Abstract

To compare the risk of gastrointestinal perforation (GIP), a rare but serious adverse event, in patients initiating a Janus kinase inhibitor (JAKi; tofacitinib, baricitinib, upadacitinib or filgotinib) versus adalimumab (tumor necrosis factor inhibitor) among a comprehensive real-world population of patients with rheumatic diseases. We conducted a nationwide population-based cohort study of the French national health data system, the exposed group initiating a JAKi and the comparison group adalimumab. We included all individuals with a rheumatic disease who had their first dispensation of these treatments from July 2017 to December 2021. The primary endpoint was the occurrence of GIP (end of follow-up May 2022). Weighted hazard ratios (wHRs) were estimated with the inverse probability of treatment weighting method to account for confounding factors. Concomitant administration of systemic corticosteroids, non-steroidal anti-inflammatory drugs and proton pump inhibitors were time-varying variables.
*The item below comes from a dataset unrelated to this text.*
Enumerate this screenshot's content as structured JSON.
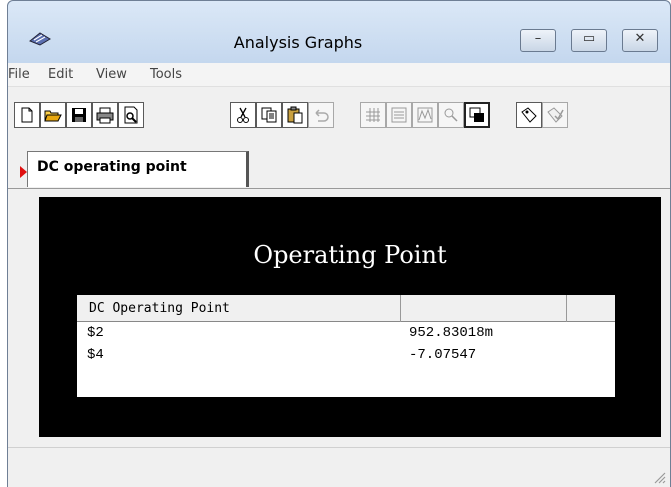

The cohort included 39,758 patients: 12,335 and 27,423 in the JAKi and adalimumab groups (mean age 58.2 and 47.3 years; female 76% and 58%; rheumatoid arthritis 85.3% and 27.3%, and psoriatic arthritis/axial spondyloarthritis 14.7% and 72.7%). During follow-up, 38 and 42 GIPs occurred in the JAKi and adalimumab groups, incidence rates were 2.1 (95% CI 1.5-2.8) and 1.1 (0.8-1.5) per 1000 person-years respectively. Rates of GIP did not differ between JAKi and adalimumab groups : wHR 1.1 (95% CI 0.7-1.9) (p=0.65). Despite lack of power in some subgroup analyses, results were consistent whatever the JAKi or rheumatic disease subgroup. In this nationwide cohort study, the rates of GIP did not differ between groups of patients initiating JAKi and adalimumab treatment. These results need to be confirmed in other observational studies.